The Royal Academy's latest exhibition is a testament to the intrigue and value of private collections. From Paris: A Taste for Impressionism, the culmination of four decades worth of avid collecting by American millionaire Stirling Clark and his wife, provides an often surprising and very personal take on a well-known artistic movement. Featuring works by Sisley, Monet, Renoir and Tissot, the exhibition - normally housed off the beaten track in Williamstown, Western Massachusetts - reveals a small array of works that will certainly impress.
Stirling Clark, war veteran, horse breeder and heir to the Singer sewing machine fortune, delved into the world of art collecting upon moving to Paris in 1910 and, under the influence of his French wife Francine, took a particular interest in works by 19th century painters, especially the Impressionists. What the collection on display at the Royal Academy clearly shows is the couple's astute taste and understanding of the movement. And there are many classic examples of Impressionist works on show, displaying the now very familiar, though beautiful, experiments with light and colour. Along with numerous country scenes and still lifes, Camille Pissarro's series of paintings, The Road: Rain Effect, depict the subtle changes of light during a day on a simple country road. On the other hand, Pierre Renoir's still life Peonies displays a flamboyant experimentation in pinks and reds, made all the more adventurous by its placement next to Fantin-Latour's finely detailed flower study.
As part of a private collection, and therefore subject to the tastes and interests of the Clarks, the selection of paintings on display hardly offer a very in-depth look at the movement; but perhaps the real intrigue of the exhibition lies in just that. Behind every choice of painting is the Clark's own very individual enthusiasm for Impressionist works. And essentially, although the couple stuck rather exclusively to their own conservative tastes, ignoring fashionable movements such as cubism in their own time, they were choosing pieces which interested them personally, giving the collection its own unique angle. So the exhibition finds its specific focus in the artists that interested the Clarks, heavily featuring Renoir and Monet - and paintings which take as their subject beautiful women in various states of undress. The Royal Academy display has the works organised by type - portrait, landscape, still life - compensating for any lack of breadth in the collection by encouraging comparisons between the few artists the Clarks did concentrate on. Differences and developments within the artistic movement are therefore highlighted: Edouard Manet's interest in the various shades of grey and green as shown in his still life Moss Roses in a Vase are hung next to Renoir's observation of texture in Onions.

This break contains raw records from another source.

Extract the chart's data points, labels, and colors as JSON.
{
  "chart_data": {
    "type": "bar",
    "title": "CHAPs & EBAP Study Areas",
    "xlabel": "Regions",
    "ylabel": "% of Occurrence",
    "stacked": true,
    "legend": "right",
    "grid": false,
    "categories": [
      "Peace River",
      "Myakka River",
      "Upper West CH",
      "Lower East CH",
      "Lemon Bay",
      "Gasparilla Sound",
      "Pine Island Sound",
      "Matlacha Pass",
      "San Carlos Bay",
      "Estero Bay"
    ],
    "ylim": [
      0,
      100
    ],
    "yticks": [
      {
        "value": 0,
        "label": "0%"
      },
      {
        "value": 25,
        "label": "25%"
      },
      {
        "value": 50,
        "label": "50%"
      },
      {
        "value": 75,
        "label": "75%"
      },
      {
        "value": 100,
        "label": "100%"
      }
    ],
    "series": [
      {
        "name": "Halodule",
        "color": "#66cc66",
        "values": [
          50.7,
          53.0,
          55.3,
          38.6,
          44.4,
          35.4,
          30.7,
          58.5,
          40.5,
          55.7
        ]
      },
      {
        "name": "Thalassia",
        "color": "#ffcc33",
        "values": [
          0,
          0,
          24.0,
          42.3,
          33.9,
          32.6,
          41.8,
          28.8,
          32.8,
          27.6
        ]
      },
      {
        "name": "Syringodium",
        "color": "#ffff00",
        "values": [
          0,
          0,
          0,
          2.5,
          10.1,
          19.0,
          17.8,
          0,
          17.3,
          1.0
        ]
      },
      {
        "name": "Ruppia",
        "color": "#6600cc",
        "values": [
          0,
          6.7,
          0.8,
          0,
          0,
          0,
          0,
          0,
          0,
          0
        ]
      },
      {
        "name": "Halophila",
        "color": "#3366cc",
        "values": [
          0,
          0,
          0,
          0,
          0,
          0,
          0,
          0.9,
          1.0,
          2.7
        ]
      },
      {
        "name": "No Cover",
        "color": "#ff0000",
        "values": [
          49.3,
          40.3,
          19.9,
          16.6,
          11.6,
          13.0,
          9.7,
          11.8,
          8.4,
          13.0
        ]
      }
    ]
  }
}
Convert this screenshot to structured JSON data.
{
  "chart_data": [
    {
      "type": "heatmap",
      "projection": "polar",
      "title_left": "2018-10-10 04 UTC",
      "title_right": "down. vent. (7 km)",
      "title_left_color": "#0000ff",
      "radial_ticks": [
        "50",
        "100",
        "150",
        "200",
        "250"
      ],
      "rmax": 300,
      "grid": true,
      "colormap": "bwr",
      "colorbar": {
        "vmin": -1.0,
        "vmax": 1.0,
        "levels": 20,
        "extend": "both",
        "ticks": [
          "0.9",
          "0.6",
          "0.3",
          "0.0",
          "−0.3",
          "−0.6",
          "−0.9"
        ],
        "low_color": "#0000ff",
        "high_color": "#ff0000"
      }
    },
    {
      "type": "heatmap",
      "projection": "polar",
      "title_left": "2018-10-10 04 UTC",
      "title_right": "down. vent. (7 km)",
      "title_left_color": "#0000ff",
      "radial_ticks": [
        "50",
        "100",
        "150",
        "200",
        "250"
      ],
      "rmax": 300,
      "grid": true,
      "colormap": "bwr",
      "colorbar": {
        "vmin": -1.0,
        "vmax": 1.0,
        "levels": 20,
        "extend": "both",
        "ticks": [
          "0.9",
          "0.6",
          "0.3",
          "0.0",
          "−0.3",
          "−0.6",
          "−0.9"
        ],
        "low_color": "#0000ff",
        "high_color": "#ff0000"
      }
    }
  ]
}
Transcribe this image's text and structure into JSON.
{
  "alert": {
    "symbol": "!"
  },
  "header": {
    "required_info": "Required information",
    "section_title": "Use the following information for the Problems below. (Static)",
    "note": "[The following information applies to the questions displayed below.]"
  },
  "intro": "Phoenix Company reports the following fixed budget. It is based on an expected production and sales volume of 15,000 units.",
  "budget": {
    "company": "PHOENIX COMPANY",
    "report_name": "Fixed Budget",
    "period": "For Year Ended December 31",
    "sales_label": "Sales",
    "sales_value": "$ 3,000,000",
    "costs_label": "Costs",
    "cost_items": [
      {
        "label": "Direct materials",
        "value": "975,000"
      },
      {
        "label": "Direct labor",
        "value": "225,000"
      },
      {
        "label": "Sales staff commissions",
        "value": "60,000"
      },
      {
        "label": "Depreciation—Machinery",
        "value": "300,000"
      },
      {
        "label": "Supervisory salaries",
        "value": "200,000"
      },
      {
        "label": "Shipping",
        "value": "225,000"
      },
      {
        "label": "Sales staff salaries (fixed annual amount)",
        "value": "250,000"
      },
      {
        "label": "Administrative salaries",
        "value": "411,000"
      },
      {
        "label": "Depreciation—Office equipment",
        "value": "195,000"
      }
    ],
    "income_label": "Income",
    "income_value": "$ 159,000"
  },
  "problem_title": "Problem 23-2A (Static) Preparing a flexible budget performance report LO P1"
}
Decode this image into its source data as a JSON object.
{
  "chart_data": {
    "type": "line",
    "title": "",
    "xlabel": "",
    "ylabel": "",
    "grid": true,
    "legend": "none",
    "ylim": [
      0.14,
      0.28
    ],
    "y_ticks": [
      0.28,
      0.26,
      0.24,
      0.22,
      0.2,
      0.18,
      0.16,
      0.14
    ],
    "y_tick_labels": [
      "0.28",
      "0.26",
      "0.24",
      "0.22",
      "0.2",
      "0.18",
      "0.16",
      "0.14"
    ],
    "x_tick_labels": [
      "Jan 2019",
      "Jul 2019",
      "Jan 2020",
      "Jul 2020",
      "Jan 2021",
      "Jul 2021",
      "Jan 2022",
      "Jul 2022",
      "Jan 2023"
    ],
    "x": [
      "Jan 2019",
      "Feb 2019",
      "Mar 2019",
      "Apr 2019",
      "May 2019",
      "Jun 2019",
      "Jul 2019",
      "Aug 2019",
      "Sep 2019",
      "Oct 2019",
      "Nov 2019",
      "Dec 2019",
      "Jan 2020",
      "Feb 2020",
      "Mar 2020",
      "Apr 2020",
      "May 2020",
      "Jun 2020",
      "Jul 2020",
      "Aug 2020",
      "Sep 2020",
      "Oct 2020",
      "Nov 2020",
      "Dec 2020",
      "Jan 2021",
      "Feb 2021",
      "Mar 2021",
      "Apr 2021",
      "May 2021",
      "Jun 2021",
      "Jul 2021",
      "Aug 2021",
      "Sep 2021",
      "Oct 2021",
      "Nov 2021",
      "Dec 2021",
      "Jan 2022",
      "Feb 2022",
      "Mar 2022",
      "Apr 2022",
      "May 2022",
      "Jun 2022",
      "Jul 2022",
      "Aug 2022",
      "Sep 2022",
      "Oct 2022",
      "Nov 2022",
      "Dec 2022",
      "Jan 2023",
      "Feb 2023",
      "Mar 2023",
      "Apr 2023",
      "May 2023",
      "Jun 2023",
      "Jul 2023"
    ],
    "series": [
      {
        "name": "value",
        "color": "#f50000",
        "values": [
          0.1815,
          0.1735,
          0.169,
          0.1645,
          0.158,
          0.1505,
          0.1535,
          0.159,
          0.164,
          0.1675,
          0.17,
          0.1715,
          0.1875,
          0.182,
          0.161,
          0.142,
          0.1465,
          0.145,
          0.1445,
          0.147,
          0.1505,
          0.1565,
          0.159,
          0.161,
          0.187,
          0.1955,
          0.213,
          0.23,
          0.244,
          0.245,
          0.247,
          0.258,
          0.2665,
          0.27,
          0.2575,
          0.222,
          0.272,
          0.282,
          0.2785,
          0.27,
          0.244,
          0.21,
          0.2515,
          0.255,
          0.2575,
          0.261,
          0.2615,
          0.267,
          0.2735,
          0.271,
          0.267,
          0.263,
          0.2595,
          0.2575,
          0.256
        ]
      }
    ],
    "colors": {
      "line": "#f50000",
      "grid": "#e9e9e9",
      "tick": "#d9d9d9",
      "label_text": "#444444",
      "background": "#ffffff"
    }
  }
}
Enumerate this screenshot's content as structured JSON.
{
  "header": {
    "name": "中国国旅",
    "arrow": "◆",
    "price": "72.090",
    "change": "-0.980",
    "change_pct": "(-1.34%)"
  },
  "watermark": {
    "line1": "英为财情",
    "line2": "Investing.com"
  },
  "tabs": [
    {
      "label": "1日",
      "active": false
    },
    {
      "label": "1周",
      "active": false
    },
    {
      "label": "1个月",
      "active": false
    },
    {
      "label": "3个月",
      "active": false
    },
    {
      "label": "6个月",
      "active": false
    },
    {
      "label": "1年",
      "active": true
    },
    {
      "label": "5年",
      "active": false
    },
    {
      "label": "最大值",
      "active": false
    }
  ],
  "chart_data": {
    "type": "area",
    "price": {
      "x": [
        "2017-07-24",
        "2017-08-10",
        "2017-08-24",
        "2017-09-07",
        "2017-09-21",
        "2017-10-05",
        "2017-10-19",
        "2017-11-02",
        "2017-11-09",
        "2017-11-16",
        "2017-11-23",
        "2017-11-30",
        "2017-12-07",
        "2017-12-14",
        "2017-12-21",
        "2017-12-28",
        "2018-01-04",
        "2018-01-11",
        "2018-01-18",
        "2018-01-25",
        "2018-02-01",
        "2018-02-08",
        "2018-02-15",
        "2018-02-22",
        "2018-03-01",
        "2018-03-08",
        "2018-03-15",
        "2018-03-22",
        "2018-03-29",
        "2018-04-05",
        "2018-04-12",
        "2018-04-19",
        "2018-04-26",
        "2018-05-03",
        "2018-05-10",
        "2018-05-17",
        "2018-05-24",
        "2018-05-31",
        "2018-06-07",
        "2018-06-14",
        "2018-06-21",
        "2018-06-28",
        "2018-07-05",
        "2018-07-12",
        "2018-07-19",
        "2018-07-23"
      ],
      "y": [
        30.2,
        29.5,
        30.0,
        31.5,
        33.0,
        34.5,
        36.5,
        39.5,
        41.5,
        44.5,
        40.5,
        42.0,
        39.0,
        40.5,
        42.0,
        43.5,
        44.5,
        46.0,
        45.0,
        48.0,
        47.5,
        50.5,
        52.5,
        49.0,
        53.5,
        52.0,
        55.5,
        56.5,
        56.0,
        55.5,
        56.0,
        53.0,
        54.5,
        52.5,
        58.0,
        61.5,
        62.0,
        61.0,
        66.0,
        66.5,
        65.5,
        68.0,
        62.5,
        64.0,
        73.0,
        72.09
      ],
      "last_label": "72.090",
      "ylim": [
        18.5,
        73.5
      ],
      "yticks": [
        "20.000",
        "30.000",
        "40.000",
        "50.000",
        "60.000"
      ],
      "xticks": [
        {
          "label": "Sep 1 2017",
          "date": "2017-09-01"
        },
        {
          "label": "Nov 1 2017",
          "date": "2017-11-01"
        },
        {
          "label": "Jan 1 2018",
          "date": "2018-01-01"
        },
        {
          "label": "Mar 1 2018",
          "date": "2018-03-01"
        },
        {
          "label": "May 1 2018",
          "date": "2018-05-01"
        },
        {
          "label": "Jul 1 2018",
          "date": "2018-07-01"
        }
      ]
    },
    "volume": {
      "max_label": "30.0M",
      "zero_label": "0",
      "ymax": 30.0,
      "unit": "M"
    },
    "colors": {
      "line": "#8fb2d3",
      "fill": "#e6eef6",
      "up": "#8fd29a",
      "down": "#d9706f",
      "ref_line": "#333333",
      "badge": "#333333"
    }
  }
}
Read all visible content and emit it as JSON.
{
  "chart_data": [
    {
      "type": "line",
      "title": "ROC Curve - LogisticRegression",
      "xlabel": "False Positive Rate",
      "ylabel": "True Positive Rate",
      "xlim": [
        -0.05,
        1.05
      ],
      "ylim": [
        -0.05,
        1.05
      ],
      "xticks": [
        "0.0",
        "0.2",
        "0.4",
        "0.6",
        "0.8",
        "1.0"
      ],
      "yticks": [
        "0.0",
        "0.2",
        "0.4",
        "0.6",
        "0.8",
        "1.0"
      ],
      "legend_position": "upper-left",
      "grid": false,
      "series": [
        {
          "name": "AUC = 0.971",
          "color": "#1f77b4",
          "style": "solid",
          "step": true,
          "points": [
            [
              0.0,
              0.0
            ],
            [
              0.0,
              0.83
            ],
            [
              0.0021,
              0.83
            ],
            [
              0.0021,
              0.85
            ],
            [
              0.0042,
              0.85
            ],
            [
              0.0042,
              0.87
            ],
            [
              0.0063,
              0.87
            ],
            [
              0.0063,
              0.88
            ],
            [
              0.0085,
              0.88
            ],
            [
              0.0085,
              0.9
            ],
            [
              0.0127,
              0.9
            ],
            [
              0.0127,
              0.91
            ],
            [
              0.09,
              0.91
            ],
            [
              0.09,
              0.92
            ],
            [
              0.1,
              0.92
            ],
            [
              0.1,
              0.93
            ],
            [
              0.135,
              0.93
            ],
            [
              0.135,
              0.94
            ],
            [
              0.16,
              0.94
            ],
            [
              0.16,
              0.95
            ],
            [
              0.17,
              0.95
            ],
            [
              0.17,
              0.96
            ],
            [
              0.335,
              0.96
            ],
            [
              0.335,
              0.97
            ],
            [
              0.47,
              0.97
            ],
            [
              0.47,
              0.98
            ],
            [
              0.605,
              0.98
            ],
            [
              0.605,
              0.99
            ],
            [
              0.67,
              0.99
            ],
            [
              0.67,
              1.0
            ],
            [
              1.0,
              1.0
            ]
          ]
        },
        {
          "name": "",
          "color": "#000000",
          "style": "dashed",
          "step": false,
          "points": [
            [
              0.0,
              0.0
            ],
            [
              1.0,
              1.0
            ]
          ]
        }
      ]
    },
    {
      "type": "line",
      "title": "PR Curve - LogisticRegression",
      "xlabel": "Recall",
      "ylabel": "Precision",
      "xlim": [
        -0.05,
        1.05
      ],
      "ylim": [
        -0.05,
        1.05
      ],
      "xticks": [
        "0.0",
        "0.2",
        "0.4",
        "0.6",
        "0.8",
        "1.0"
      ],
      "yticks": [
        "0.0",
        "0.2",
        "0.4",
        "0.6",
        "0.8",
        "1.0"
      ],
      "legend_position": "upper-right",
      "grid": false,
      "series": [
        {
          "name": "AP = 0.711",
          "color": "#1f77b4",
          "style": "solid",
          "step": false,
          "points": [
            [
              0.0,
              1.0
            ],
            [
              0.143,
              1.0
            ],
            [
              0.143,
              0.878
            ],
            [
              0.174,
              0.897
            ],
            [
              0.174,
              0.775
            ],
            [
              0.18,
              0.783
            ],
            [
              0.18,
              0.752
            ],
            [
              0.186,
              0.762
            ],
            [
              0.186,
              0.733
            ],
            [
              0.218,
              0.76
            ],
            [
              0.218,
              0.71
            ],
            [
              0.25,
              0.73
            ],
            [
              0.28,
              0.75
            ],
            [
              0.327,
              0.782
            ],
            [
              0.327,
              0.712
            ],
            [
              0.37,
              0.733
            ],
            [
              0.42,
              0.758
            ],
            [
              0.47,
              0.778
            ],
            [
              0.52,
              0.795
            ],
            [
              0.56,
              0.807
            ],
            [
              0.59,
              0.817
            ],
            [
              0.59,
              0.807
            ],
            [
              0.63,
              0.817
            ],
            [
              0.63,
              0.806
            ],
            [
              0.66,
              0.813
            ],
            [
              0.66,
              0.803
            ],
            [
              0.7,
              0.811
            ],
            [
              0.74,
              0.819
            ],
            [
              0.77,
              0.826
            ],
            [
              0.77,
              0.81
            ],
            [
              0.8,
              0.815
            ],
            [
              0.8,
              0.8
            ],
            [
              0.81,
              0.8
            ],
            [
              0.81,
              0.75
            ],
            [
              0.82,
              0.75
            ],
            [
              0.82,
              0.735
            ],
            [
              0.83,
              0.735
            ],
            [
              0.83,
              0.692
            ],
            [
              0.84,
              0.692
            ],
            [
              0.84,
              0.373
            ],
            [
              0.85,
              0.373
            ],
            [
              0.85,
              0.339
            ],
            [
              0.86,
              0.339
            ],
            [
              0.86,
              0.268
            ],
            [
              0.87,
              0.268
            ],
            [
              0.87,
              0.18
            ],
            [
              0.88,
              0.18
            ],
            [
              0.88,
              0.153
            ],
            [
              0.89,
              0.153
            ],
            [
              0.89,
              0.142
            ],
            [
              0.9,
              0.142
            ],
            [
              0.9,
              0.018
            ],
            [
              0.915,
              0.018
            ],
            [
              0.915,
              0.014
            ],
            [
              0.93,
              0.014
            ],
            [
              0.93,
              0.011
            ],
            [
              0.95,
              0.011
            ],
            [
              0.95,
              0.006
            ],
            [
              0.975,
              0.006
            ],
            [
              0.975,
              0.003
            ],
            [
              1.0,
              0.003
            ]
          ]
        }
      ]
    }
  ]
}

And the Clarks clearly had a keen eye for identifying the pivotal moments in their favourite artists' careers, often gathering notable pieces which document a new experiment or interest. Monet's impressive depiction of geographical form in The Cliffs at Étretat, for example, is hung next to his more surprising Sea Scape: Storm, which shows the artist focusing on the unusual light on the ocean, with the sky darkly clouded over and a thick dash of white illuminated foam across the bottom third of the canvas. This good eye is most notable in one the exhibition's strongest points - Renoir's female nudes. His focus on the natural fall of light on a girl's bare shoulder and neck as she crochets in her home is shown next to his later nude painting of his wife in the Italian style - seated in front of a plain backdrop, her whole body illuminated and rounded by the light.
From Paris might offer only a very small selection of paintings, and certainly does not reveal any ground-breaking previously unseen works, but, as the personal collection of two enthusiasts, this private collection offers a refreshing and unique take on such renowned artists, that are daily viewed in galleries around the world.